September, 2015 browsing by month


Kids Maker Day 2015

Tuesday, September 22nd, 2015

(cross-posted from Mobile Musings)

This year’s Kids Maker Day (part of our local Heritage Days) is now behind us and was a big success as always. Our theme was flight.

We had kids from ages 2 to 80 participate. (A couple adults said that building planes seemed like more fun that listening to lectures in the adult portion of the program. :)


One of the town elders shows us how it’s done

We started the day with building paper airplanes. Most kids started with designs they were already familiar with and then drifted into the books and printouts that we’d laid around the tables for more exotic designs. After making their planes, we went outside for flight tests, which led to testing, redesign, iteration, and more testing. We had contests for the longest distance flight, the longest time in the air, the smallest plane, and the most visually attractive.


Making paper airplanes



Winner for the smallest (and yes, it could fly)

most attractive

There was a tie for most attractive.

After that, we went on to make balsa wood gliders. This was a favorite activity of many of when we were young, and the kids really loved it.

After that, we shifted gears to build marble mazes. The kids really liked last year’s cardboard challenge, and this was a variation on that. I had deliberated beforehand whether to make this a contest of sorts, but ultimately left it more open-ended.

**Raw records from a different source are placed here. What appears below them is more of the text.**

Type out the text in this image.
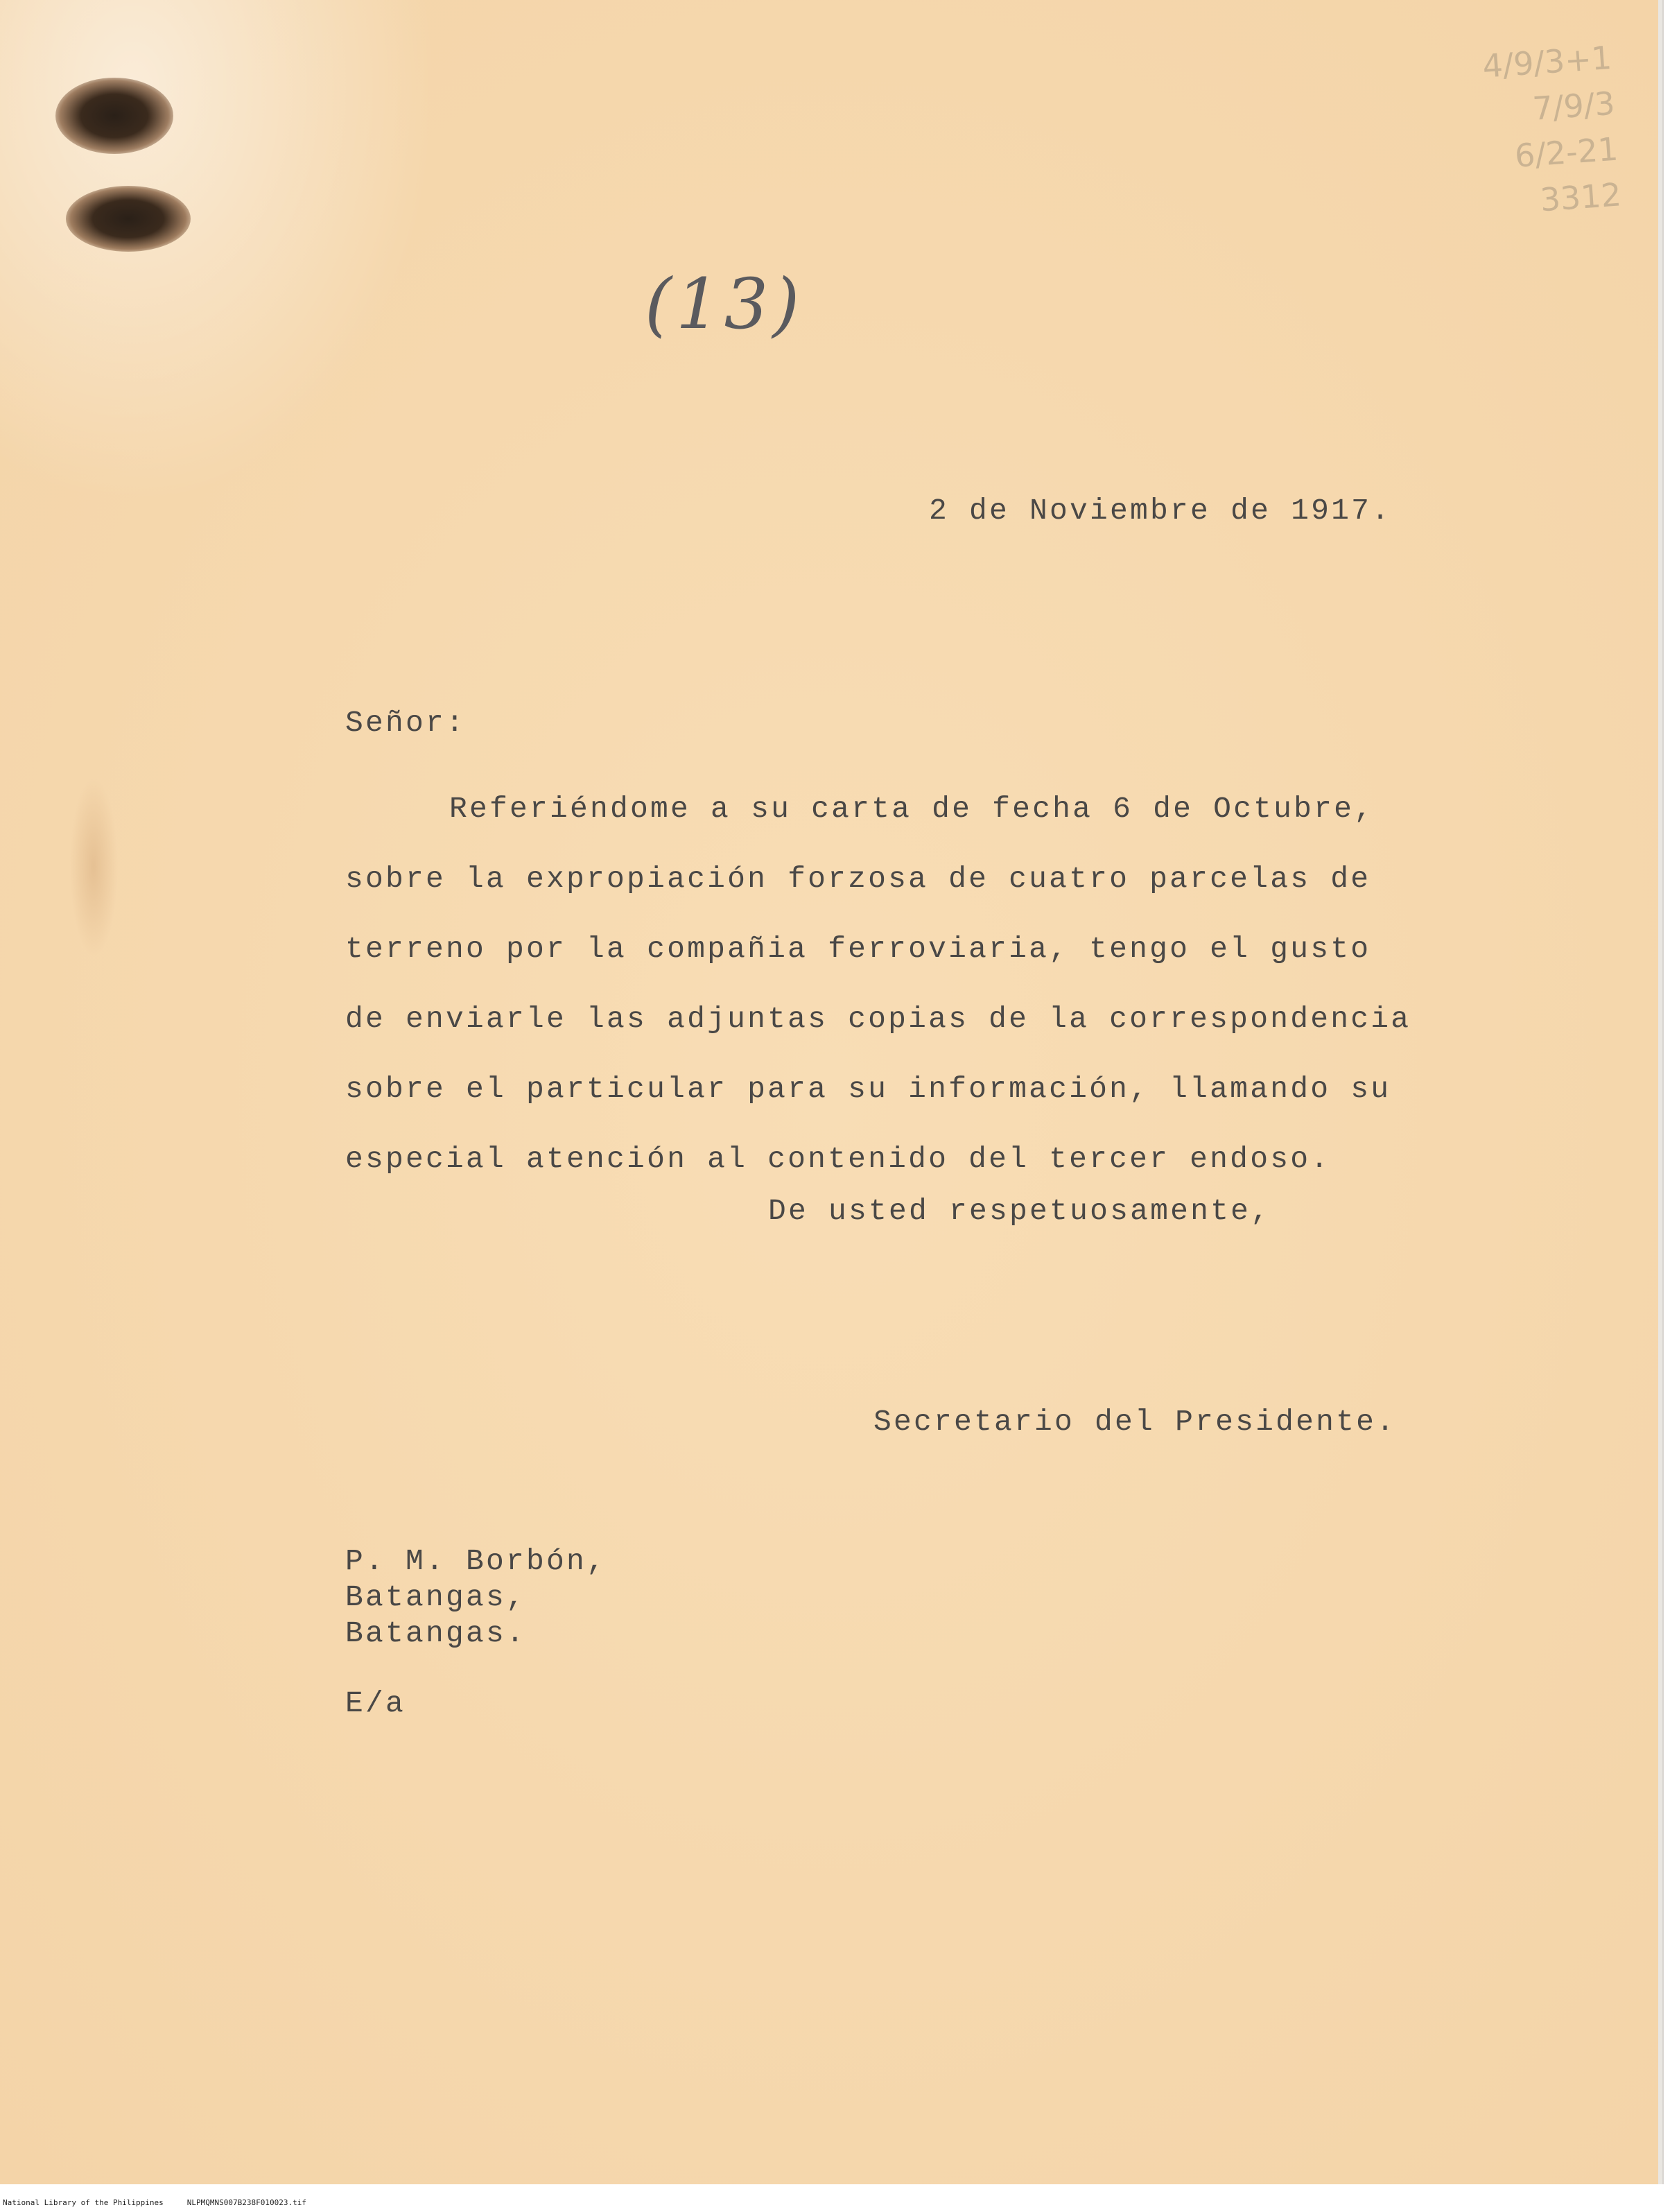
4/9/3+1
7/9/3
6/2-21
3312
(13)
2 de Noviembre de 1917.
Señor:
Referiéndome a su carta de fecha 6 de Octubre,
sobre la expropiación forzosa de cuatro parcelas de
terreno por la compañia ferroviaria, tengo el gusto
de enviarle las adjuntas copias de la correspondencia
sobre el particular para su información, llamando su
especial atención al contenido del tercer endoso.
De usted respetuosamente,
Secretario del Presidente.
P. M. Borbón,
Batangas,
Batangas.
E/a
National Library of the Philippines	NLPMQMNS007B238F010023.tif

The kids wanted to form their own groups to do this and surprised us by dividing into just two groups — boys and girls. It was interesting to watch how the two groups worked with the boys ultimately splintering into several groups (and a few working by themselves) and the girls really bonding as a team and coming up with something quite complicated. Several of the kids were so absorbed in the work that they went right through lunch.


After lunch came the favorite activity of the day — stomp rockets. These were built with 2-liter pop bottles, a length of bicycle tubing, a piece of PVC tubing, and a paper rocket. One of the highlights was when a couple girls launched their rocket, not once but twice, onto the roof of the building. It was also a revelation that stomping harder wasn’t necessarily better after a couple adults stomped so hard that they broke the bottles.

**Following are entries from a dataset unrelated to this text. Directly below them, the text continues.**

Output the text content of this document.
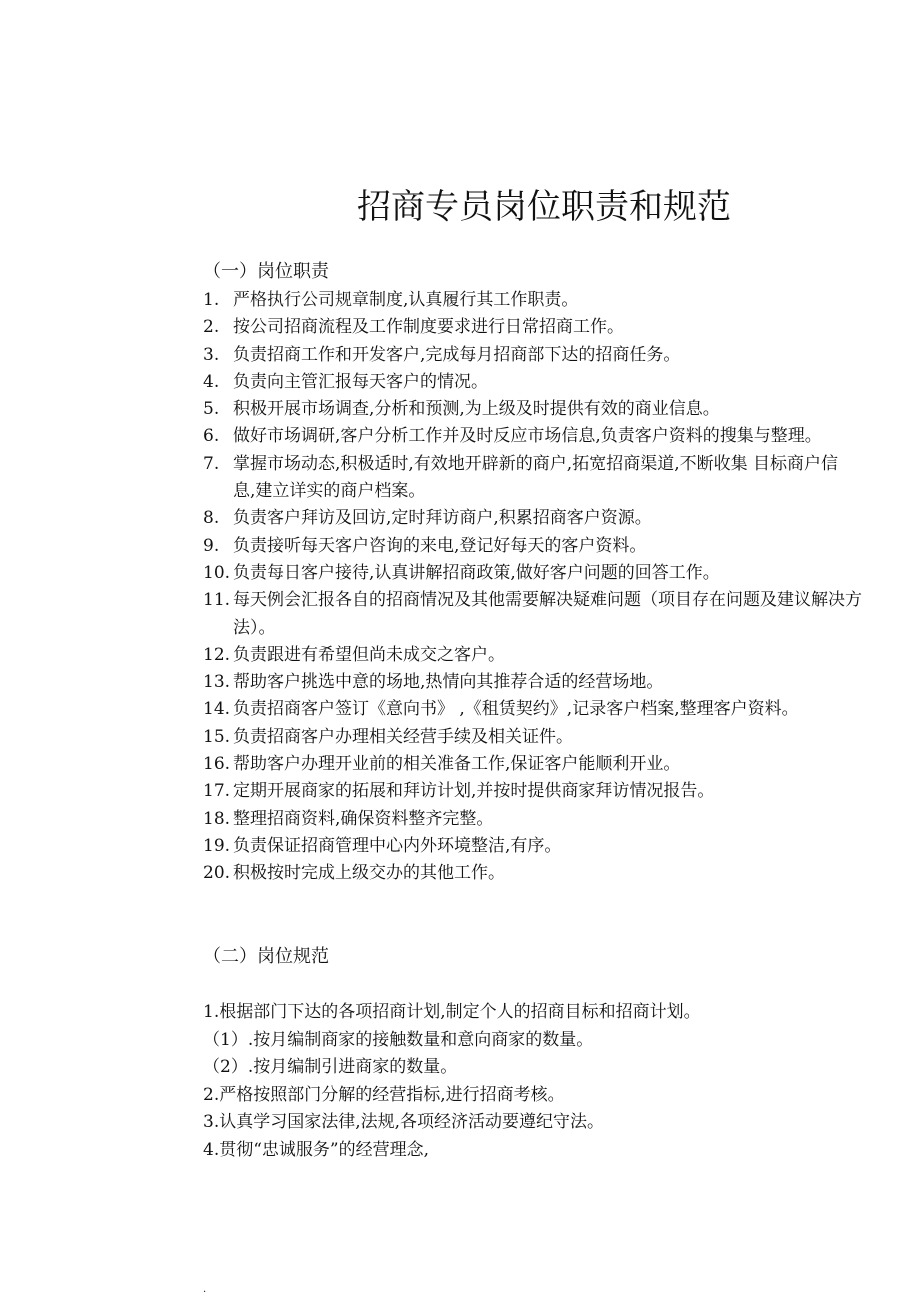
招商专员岗位职责和规范
（一）岗位职责
1. 严格执行公司规章制度,认真履行其工作职责。
2. 按公司招商流程及工作制度要求进行日常招商工作。
3. 负责招商工作和开发客户,完成每月招商部下达的招商任务。
4. 负责向主管汇报每天客户的情况。
5. 积极开展市场调查,分析和预测,为上级及时提供有效的商业信息。
6. 做好市场调研,客户分析工作并及时反应市场信息,负责客户资料的搜集与整理。
7. 掌握市场动态,积极适时,有效地开辟新的商户,拓宽招商渠道,不断收集 目标商户信息,建立详实的商户档案。
8. 负责客户拜访及回访,定时拜访商户,积累招商客户资源。
9. 负责接听每天客户咨询的来电,登记好每天的客户资料。
10. 负责每日客户接待,认真讲解招商政策,做好客户问题的回答工作。
11. 每天例会汇报各自的招商情况及其他需要解决疑难问题（项目存在问题及建议解决方法）。
12. 负责跟进有希望但尚未成交之客户。
13. 帮助客户挑选中意的场地,热情向其推荐合适的经营场地。
14. 负责招商客户签订《意向书》 ,《租赁契约》,记录客户档案,整理客户资料。
15. 负责招商客户办理相关经营手续及相关证件。
16. 帮助客户办理开业前的相关准备工作,保证客户能顺利开业。
17. 定期开展商家的拓展和拜访计划,并按时提供商家拜访情况报告。
18. 整理招商资料,确保资料整齐完整。
19. 负责保证招商管理中心内外环境整洁,有序。
20. 积极按时完成上级交办的其他工作。
（二）岗位规范
1.根据部门下达的各项招商计划,制定个人的招商目标和招商计划。
（1）.按月编制商家的接触数量和意向商家的数量。
（2）.按月编制引进商家的数量。
2.严格按照部门分解的经营指标,进行招商考核。
3.认真学习国家法律,法规,各项经济活动要遵纪守法。
4.贯彻“忠诚服务”的经营理念,
.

This ingenious young man attached his paper airplane to his rocket.


The day ended with a kid-suggested cooking activity. We made chocolate and caramel sauces and dipped fruit in them. (With the addition of this and a surprise visit from Smokey the Bear, we dropped the planned activities of hovercrafts, which were underwhelming in our pre-event testing, and kites, which we’ll save for another day.)

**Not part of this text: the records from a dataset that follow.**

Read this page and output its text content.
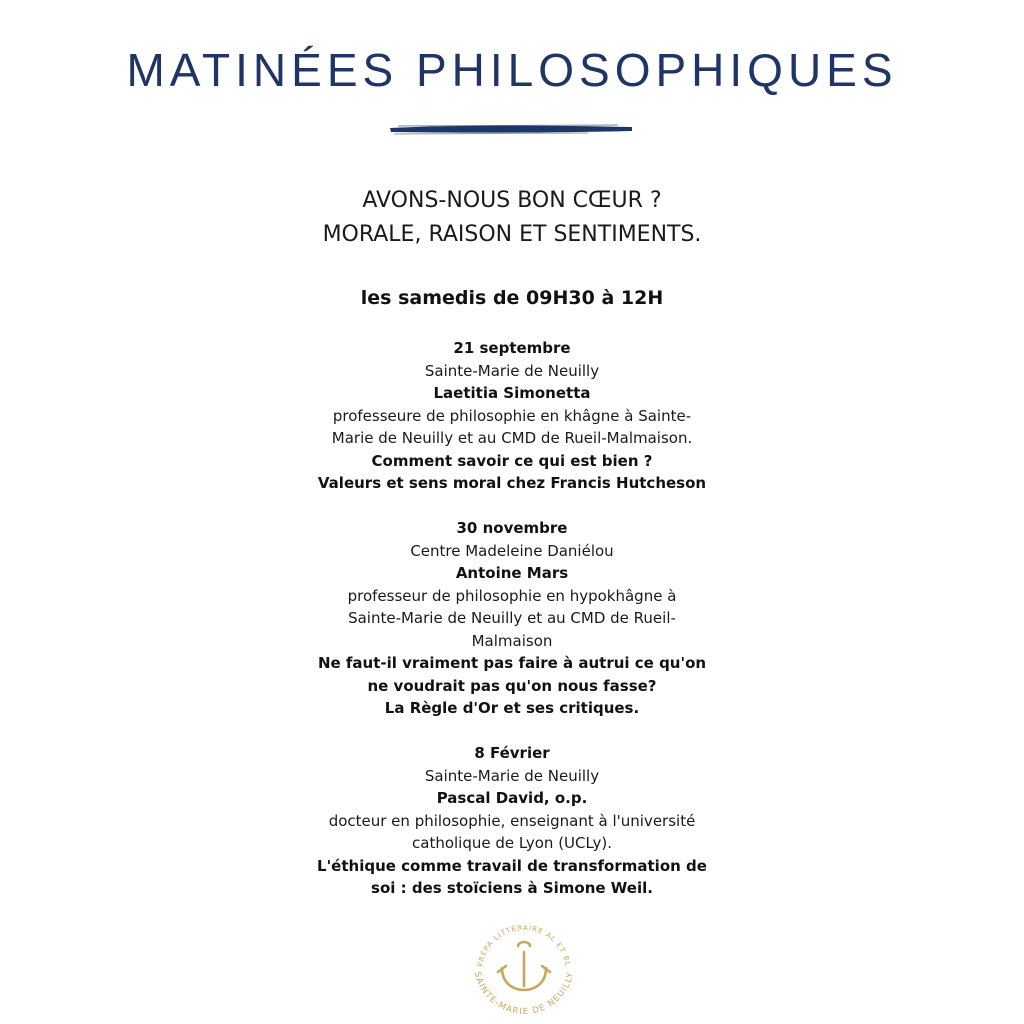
MATINÉES PHILOSOPHIQUES
AVONS-NOUS BON CŒUR ?
MORALE, RAISON ET SENTIMENTS.
les samedis de 09H30 à 12H
21 septembre
Sainte-Marie de Neuilly
Laetitia Simonetta
professeure de philosophie en khâgne à Sainte-
Marie de Neuilly et au CMD de Rueil-Malmaison.
Comment savoir ce qui est bien ?
Valeurs et sens moral chez Francis Hutcheson
30 novembre
Centre Madeleine Daniélou
Antoine Mars
professeur de philosophie en hypokhâgne à
Sainte-Marie de Neuilly et au CMD de Rueil-
Malmaison
Ne faut-il vraiment pas faire à autrui ce qu'on
ne voudrait pas qu'on nous fasse?
La Règle d'Or et ses critiques.
8 Février
Sainte-Marie de Neuilly
Pascal David, o.p.
docteur en philosophie, enseignant à l'université
catholique de Lyon (UCLy).
L'éthique comme travail de transformation de
soi : des stoïciens à Simone Weil.
PRÉPA LITTÉRAIRE AL ET BL
SAINTE-MARIE DE NEUILLY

I’m already thinking about what we’ll do next year. Textiles? Cooking? Painting? There are so many choices.

This year’s garden

Thursday, September 17th, 2015

Every year, the garden is a little different. This year seemed more different than most. We had a lot of rain (the monsoons are still going, though they seem close to the end), and it didn’t get as hot as usual. I don’t know if this accounted for the change or not, but things grew more slowly than usual.

We had more problems with pests than usual, including a newly developed talent of the rabbits to chew through our expensive insect netting. Brad got good at sewing it up. We had some other invaders, which are making us think about new ideas for next year.

This year’s top-producing crop was cucumbers. We must have harvested close to 150 of them, have given them to everyone we know, and have found some great new ways to use them, including  several varieties of cucumber cocktails.

We have also enjoyed lettuce, watermelons, cantaloupe, strawberries, and onions. The tomatoes have been slow but are now really coming in. We’ve made several batches of salsa and tomato sauce and will make several more before the season ends.


Some things are just now ready. This is my first ever success with eggplant (picked today) and chiles. Both were ravaged by bugs early in the season, but then came back and produced.

All in all, it’s been a good year. We’ve had lots of fresh food to eat and share and will have lots put away for the winter.